2/ C’est quasiment la seule chose concrète, et il faut bien voir que si c’est une bonne chose pour l’Alliance (qui trouve ainsi une alternative au monopole logistique pakistanais), c’en est également une pour la Russie : tout d’abord car elle se fera payer au prix fort, parce qu’ensuite cela permet d’appuyer la lutte contre les trafiquants de drogue en provenance d’Asie centrale, qui sont un défi croissant, enfin parce que par ce biais là, elle détient un moyen de pression augmenté sur l’Alliance : une fois que les routes logistiques Nord seront ouvertes et que les alliés s’y seront accoutumés, il va de soi qu’il leur sera très difficile de s’en déprendre, et qu’ils voudront les sauvegarder à des prix élevés : l’arme vaut le coup, dans le cadre des marchandages de demain.
3/ Au sujet de la DAMB, la formulation est vague et montre qu’il n’y a eu aucun engagement : « Nous cherchons activement à coopérer avec la Russie dans le domaine de la défense antimissile, y compris par la reprise des exercices de défense contre les missiles de théâtre ». Il faut se souvenir qu’une coopération en ce sens avait été lancée en 2006, mais qu’elle avait brusquement cessé en 2007, lorsque le président Bush avait décidé unilatéralement d’implanter un troisième site en Pologne et en Tchéquie.

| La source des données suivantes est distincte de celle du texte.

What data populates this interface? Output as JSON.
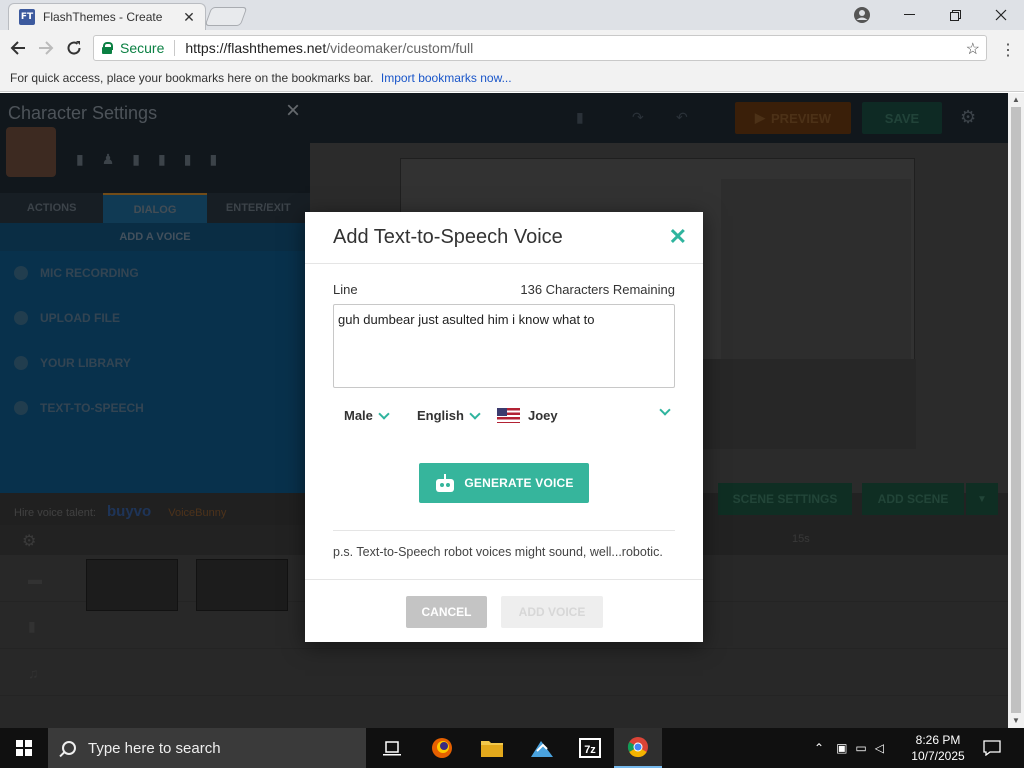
{
  "browser": {
    "tab_title": "FlashThemes - Create",
    "tab_favicon_text": "FT",
    "tab_close": "✕",
    "secure_label": "Secure",
    "url_host": "https://flashthemes.net",
    "url_path": "/videomaker/custom/full",
    "bookmarks_prompt": "For quick access, place your bookmarks here on the bookmarks bar.",
    "bookmarks_link": "Import bookmarks now..."
  },
  "left_panel": {
    "title": "Character Settings",
    "tabs": [
      "ACTIONS",
      "DIALOG",
      "ENTER/EXIT"
    ],
    "section": "ADD A VOICE",
    "items": [
      "MIC RECORDING",
      "UPLOAD FILE",
      "YOUR LIBRARY",
      "TEXT-TO-SPEECH"
    ],
    "hire_label": "Hire voice talent:",
    "brand1": "buyvo",
    "brand2": "VoiceBunny"
  },
  "toolbar": {
    "preview_label": "PREVIEW",
    "save_label": "SAVE"
  },
  "stage": {
    "scene_settings_label": "SCENE SETTINGS",
    "add_scene_label": "ADD SCENE",
    "timeline_label": "15s"
  },
  "modal": {
    "title": "Add Text-to-Speech Voice",
    "line_label": "Line",
    "remaining": "136 Characters Remaining",
    "line_value": "guh dumbear just asulted him i know what to",
    "gender": "Male",
    "language": "English",
    "voice": "Joey",
    "generate_label": "GENERATE VOICE",
    "note": "p.s. Text-to-Speech robot voices might sound, well...robotic.",
    "cancel_label": "CANCEL",
    "add_voice_label": "ADD VOICE"
  },
  "taskbar": {
    "search_placeholder": "Type here to search",
    "time": "8:26 PM",
    "date": "10/7/2025"
  },
  "colors": {
    "accent": "#36b59c",
    "secure_green": "#0b8043",
    "link_blue": "#1a56c9"
  }
}
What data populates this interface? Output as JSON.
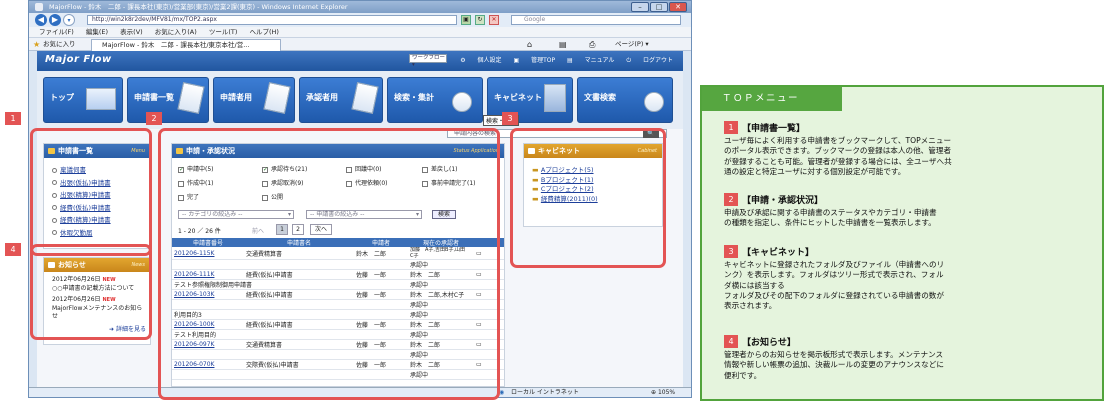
{
  "ie": {
    "title": "MajorFlow - 鈴木　二郎 - 課長本社(東京)/営業部(東京)/営業2課(東京) - Windows Internet Explorer",
    "address": "http://win2k8r2dev/MFV81/mx/TOP2.aspx",
    "search_placeholder": "Google",
    "menu": [
      "ファイル(F)",
      "編集(E)",
      "表示(V)",
      "お気に入り(A)",
      "ツール(T)",
      "ヘルプ(H)"
    ],
    "favorites_label": "お気に入り",
    "tab_label": "MajorFlow - 鈴木　二郎 - 課長本社/東京本社/営...",
    "page_label": "ページ(P) ▾",
    "status_zone": "ローカル イントラネット",
    "zoom": "105%"
  },
  "app": {
    "logo": "Major Flow",
    "header_links": [
      "個人設定",
      "管理TOP",
      "マニュアル",
      "ログアウト"
    ],
    "header_select": "ワークフロー",
    "nav": [
      "トップ",
      "申請書一覧",
      "申請者用",
      "承認者用",
      "検索・集計",
      "キャビネット",
      "文書検索"
    ],
    "tooltip": "検索・集計",
    "search_placeholder": "申請内容の検索"
  },
  "panels": {
    "list": {
      "title": "申請書一覧",
      "sub": "Menu",
      "items": [
        "稟議伺書",
        "出張(仮払)申請書",
        "出張(精算)申請書",
        "経費(仮払)申請書",
        "経費(精算)申請書",
        "休暇欠勤届"
      ]
    },
    "notice": {
      "title": "お知らせ",
      "sub": "News",
      "items": [
        {
          "date": "2012年06月26日",
          "badge": "NEW",
          "text": "○○申請書の記載方法について"
        },
        {
          "date": "2012年06月26日",
          "badge": "NEW",
          "text": "MajorFlowメンテナンスのお知らせ"
        }
      ],
      "more": "詳細を見る"
    },
    "status": {
      "title": "申請・承認状況",
      "sub": "Status Application",
      "filters": [
        {
          "label": "申請中(5)",
          "checked": true
        },
        {
          "label": "承認待ち(21)",
          "checked": true
        },
        {
          "label": "回議中(0)",
          "checked": false
        },
        {
          "label": "差戻し(1)",
          "checked": false
        },
        {
          "label": "作成中(1)",
          "checked": false
        },
        {
          "label": "承認取消(9)",
          "checked": false
        },
        {
          "label": "代理依頼(0)",
          "checked": false
        },
        {
          "label": "事前申請完了(1)",
          "checked": false
        },
        {
          "label": "完了",
          "checked": false
        },
        {
          "label": "公開",
          "checked": false
        }
      ],
      "category_select": "-- カテゴリの絞込み --",
      "form_select": "-- 申請書の絞込み --",
      "search_button": "検索",
      "paging": "1 - 20 ／ 26 件",
      "prev": "前へ",
      "pages": [
        "1",
        "2"
      ],
      "next": "次へ",
      "columns": [
        "申請書番号",
        "申請書名",
        "申請者",
        "現在の承認者"
      ],
      "rows": [
        {
          "id": "201206-115K",
          "name": "交通費精算書",
          "applicant": "鈴木　二郎",
          "approver": "加藤　A子,吉田B子,山田　C子",
          "status": "承認中"
        },
        {
          "id": "201206-111K",
          "name": "経費(仮払)申請書",
          "applicant": "佐藤　一郎",
          "approver": "鈴木　二郎",
          "status": "承認中"
        },
        {
          "id": "",
          "name": "テスト参照権限制御用申請書",
          "applicant": "",
          "approver": "",
          "status": ""
        },
        {
          "id": "201206-103K",
          "name": "経費(仮払)申請書",
          "applicant": "佐藤　一郎",
          "approver": "鈴木　二郎,木村C子",
          "status": "承認中"
        },
        {
          "id": "",
          "name": "利用目的3",
          "applicant": "",
          "approver": "",
          "status": "承認中"
        },
        {
          "id": "201206-100K",
          "name": "経費(仮払)申請書",
          "applicant": "佐藤　一郎",
          "approver": "鈴木　二郎",
          "status": "承認中"
        },
        {
          "id": "",
          "name": "テスト利用目的",
          "applicant": "",
          "approver": "",
          "status": ""
        },
        {
          "id": "201206-097K",
          "name": "交通費精算書",
          "applicant": "佐藤　一郎",
          "approver": "鈴木　二郎",
          "status": "承認中"
        },
        {
          "id": "201206-070K",
          "name": "交際費(仮払)申請書",
          "applicant": "佐藤　一郎",
          "approver": "鈴木　二郎",
          "status": "承認中"
        }
      ]
    },
    "cabinet": {
      "title": "キャビネット",
      "sub": "Cabinet",
      "items": [
        "Aプロジェクト(5)",
        "Bプロジェクト(1)",
        "Cプロジェクト(2)",
        "経費精算(2011)(0)"
      ]
    }
  },
  "markers": [
    "1",
    "2",
    "3",
    "4"
  ],
  "top_menu": {
    "title": "ＴＯＰメニュー",
    "sections": [
      {
        "num": "1",
        "title": "【申請書一覧】",
        "body": "ユーザ毎によく利用する申請書をブックマークして、TOPメニュー\nのポータル表示できます。ブックマークの登録は本人の他、管理者\nが登録することも可能。管理者が登録する場合には、全ユーザへ共\n通の設定と特定ユーザに対する個別設定が可能です。"
      },
      {
        "num": "2",
        "title": "【申請・承認状況】",
        "body": "申請及び承認に関する申請書のステータスやカテゴリ・申請書\nの種類を指定し、条件にヒットした申請書を一覧表示します。"
      },
      {
        "num": "3",
        "title": "【キャビネット】",
        "body": "キャビネットに登録されたフォルダ及びファイル（申請書へのリ\nンク）を表示します。フォルダはツリー形式で表示され、フォル\nダ横には該当する\nフォルダ及びその配下のフォルダに登録されている申請書の数が\n表示されます。"
      },
      {
        "num": "4",
        "title": "【お知らせ】",
        "body": "管理者からのお知らせを掲示板形式で表示します。メンテナンス\n情報や新しい帳票の追加、決裁ルールの変更のアナウンスなどに\n便利です。"
      }
    ]
  }
}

En fait, l’embryon de coopération n’est qu’un retour à une situation préexistante, qui avait été annihilée par la maladresse des Américains.
4/ A lire le texte de la déclaration du conseil OTAN Russie (COR), on n’apprend pas grand-chose de plus. « Nous soulignons que le COR est un forum qui permet un dialogue en toute circonstances et sur tous les sujets, y compris ceux de désaccord » : on lit là une allusion au gel de ce conseil qui avait eu lieu en 2008, à la suite de l’affaire géorgienne : comme il fallait bien réagir, l’Alliance avait décidé de suspendre ces réunions. Le simple fait que le COR se tienne à nouveau, en grand format, et une façon de revenir à la case départ, là encore.

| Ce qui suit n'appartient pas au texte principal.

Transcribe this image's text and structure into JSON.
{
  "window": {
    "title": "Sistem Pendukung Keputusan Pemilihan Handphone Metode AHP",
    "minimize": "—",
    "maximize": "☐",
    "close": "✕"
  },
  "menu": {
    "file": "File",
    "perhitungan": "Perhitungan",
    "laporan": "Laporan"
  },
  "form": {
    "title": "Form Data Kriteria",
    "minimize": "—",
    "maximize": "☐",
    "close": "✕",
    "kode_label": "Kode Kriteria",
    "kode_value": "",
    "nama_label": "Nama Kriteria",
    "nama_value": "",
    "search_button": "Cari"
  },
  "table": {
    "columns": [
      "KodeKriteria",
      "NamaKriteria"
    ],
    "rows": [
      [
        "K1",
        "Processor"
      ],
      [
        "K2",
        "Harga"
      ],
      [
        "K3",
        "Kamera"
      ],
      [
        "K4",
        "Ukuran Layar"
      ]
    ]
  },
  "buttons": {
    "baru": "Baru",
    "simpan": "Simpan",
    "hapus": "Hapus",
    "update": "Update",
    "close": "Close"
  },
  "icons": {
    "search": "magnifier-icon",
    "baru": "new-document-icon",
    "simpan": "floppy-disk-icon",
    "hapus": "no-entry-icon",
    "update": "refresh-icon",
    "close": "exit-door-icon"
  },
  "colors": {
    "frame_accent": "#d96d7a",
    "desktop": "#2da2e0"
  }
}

5/ S’agissant des antimissile, le texte mentionne « l’évaluation conjointe des menaces liées aux missiles balistiques » (mais si je me souviens bien, ce texte avait déjà été signalé précédemment et il ne s’agirait donc pas d’une nouveauté), et « le COR va reprendre la coopération sur la défense contre les missiles de théâtre ». Deux mots sont ici importants : « reprendre », on a déjà vu pourquoi. « Théâtre », car il ne s’agit pas du grand projet de DAMB de territoire décidé par le concept, mais quelque chose de beaucoup plus restreint.

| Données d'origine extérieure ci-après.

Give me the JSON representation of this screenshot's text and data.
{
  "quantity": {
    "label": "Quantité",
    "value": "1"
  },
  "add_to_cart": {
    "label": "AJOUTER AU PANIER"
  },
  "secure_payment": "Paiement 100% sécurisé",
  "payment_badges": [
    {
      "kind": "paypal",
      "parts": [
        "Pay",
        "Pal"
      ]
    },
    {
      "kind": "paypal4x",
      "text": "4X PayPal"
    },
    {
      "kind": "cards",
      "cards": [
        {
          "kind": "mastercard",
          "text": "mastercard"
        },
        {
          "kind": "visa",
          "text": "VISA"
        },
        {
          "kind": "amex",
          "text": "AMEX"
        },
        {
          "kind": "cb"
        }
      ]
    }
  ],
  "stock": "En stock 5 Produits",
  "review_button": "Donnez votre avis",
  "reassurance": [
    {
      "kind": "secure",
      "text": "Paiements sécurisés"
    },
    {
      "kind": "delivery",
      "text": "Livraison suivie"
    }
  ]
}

6/ Le texte apporte une précision sur l’accord de transit à destination de la FIAS : il s’agit du « transit ferroviaire, par le territoire russe, de matériels non-létaux » : en clair, pas de transport d’armes ni de munitions, mais des carburants, des ingrédients, du matériel divers (campement, organisation du terrain, protection, soutien de l’homme, …).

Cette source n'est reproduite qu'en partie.